Secondo l'Articolo III della Costituzione, il potere giudiziario (cioè il compito di far rispettare le leggi) è affidato
alla Corte Suprema (Supreme Court of the United States), presieduta dal Chief Justice of the United States, e
composta da 8 membri, Associates Justices, nominati a vita dal Presidente, con il consenso del Senato. Le funzioni
della Corte Suprema sono di due tipi. Nella Original jurisdiction (competenza in primo grado di giudizio) la Corte
decide in prima ed unica istanza alcuni tipi di controversie, come nel caso di ambasciatori, consoli e rappresentanti
stranieri. Nell'Appellate jurisdiction (giurisdizione d'appello) la Corte, invece, si pronuncia sull'impugnazione (cioè la
richiesta di un controllo di una sentenza da parte di un giudice diverso da quello che la emessa) di una sentenza
emessa da una corte inferiore. Nella giurisdizione d'appello la Corte può decidere su richiesta di un giudice federale
che, chiamato ad applicare una legge, l'abbia considerata in contrasto con la Costituzione, una legge federale od un
trattato stipulato dalla Federazione La Costituzione viene considerata la legge suprema degli Stati Uniti, in quanto
qualsiasi legge, federale o statale, venga in contrasto con la Costituzione, è da considerarsi nulla e priva di effetto. La
Costituzione americana prevede la possibilità di essere modificata. Al tempo stesso, come garanzia di democrazia,
tale possibilità non può essere esercitata così facilmente, in questo modo, sin dalla sua prima formulazione, venne
data la possibilità di introdurre degli emendamenti (proposta di parziale modifica di una legge o di una proposta di
legge). Per introdurre nuovi emendamenti alla Costituzione, bisogna che il Congresso dia il via alla procedura con due
terzi del voto favorevole in ogni camera (Senato e Camera dei Rappresentanti).

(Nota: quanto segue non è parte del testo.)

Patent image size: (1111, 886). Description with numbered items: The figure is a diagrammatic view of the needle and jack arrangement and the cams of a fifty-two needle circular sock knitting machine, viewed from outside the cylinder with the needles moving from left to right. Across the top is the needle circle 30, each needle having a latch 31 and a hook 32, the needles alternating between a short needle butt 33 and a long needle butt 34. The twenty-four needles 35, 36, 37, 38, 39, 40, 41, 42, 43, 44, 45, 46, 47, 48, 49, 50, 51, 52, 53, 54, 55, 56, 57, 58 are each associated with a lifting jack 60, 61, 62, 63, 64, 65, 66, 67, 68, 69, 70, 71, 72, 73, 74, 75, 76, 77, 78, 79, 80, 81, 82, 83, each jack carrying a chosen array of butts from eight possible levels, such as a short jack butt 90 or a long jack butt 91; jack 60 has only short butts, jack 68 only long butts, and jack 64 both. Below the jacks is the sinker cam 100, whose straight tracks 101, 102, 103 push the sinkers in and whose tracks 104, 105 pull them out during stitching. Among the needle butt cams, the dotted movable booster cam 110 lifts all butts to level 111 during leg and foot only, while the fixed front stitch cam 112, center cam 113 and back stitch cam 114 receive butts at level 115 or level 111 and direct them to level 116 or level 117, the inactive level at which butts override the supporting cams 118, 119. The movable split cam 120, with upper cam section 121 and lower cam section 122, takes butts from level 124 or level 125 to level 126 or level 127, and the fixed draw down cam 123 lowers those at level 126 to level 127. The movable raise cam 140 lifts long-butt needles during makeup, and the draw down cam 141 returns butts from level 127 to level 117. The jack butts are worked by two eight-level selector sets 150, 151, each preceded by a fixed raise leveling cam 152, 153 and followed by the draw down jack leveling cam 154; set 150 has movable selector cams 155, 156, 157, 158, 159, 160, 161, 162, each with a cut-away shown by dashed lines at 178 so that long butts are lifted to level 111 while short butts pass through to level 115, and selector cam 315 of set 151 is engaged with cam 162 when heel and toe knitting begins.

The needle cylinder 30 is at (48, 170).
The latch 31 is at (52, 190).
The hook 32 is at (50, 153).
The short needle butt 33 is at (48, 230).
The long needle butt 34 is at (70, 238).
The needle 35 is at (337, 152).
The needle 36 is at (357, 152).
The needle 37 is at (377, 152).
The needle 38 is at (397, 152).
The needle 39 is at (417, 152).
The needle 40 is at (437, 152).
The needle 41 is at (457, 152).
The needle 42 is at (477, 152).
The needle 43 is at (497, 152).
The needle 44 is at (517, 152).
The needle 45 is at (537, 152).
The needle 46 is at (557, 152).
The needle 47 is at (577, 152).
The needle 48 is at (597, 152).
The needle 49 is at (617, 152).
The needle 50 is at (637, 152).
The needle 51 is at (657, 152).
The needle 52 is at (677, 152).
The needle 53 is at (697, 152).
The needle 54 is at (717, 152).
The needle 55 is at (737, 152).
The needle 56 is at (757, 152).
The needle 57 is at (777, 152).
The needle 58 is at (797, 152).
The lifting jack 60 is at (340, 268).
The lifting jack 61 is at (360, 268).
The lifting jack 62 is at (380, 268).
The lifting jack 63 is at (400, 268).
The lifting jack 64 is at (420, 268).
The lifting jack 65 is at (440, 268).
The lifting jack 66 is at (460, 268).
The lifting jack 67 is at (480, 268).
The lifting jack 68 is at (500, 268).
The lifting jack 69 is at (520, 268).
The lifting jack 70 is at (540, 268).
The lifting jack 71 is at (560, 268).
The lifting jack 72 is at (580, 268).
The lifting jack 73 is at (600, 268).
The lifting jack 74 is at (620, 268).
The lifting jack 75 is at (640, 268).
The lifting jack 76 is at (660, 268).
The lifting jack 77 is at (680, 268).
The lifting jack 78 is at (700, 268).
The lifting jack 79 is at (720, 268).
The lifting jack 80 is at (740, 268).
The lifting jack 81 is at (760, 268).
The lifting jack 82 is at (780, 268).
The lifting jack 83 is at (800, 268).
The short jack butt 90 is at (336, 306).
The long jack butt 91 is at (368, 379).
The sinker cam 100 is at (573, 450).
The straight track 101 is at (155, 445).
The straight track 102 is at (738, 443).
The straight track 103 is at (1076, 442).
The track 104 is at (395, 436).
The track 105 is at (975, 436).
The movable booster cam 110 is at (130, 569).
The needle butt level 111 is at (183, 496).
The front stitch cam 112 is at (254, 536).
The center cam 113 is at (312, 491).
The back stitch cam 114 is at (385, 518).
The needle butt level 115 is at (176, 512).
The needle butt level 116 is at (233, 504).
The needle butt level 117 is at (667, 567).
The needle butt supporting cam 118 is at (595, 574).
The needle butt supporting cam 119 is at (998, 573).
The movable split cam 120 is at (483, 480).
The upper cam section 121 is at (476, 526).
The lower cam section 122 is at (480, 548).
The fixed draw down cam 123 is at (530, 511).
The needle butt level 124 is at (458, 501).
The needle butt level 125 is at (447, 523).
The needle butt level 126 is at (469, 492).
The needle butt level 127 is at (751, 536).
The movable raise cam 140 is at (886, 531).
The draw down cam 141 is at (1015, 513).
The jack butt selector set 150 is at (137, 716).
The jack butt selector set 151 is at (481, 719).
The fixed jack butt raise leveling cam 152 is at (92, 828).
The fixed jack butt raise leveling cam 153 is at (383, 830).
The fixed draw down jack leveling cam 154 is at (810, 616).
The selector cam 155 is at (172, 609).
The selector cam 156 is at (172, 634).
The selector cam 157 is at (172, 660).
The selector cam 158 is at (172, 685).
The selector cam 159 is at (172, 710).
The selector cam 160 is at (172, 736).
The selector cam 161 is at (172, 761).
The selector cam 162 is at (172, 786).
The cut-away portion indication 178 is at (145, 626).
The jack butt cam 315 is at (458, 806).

Un iter differente prevede che le
legislature dei due terzi degli stati della federazione possano chiedere al Congresso di indire una convenzione
nazionale per introdurre nuovi emendamenti. In entrambi i casi, gli emendamenti devono avere l'approvazione delle
legislature di tre quarti degli stati esistenti, prima di diventare parte della costituzione. Da un punto di vista pratico,
tale sistema rischia di essere piuttosto macchinoso, inficiato soprattutto dalla disparità di popolazione dei singoli
stati. Alcuni stati, infatti, che rappresentano soltanto il 4% del popolo americano, in teoria sono in grado di bloccare
gli emendamenti desiderati dal resto della popolazione.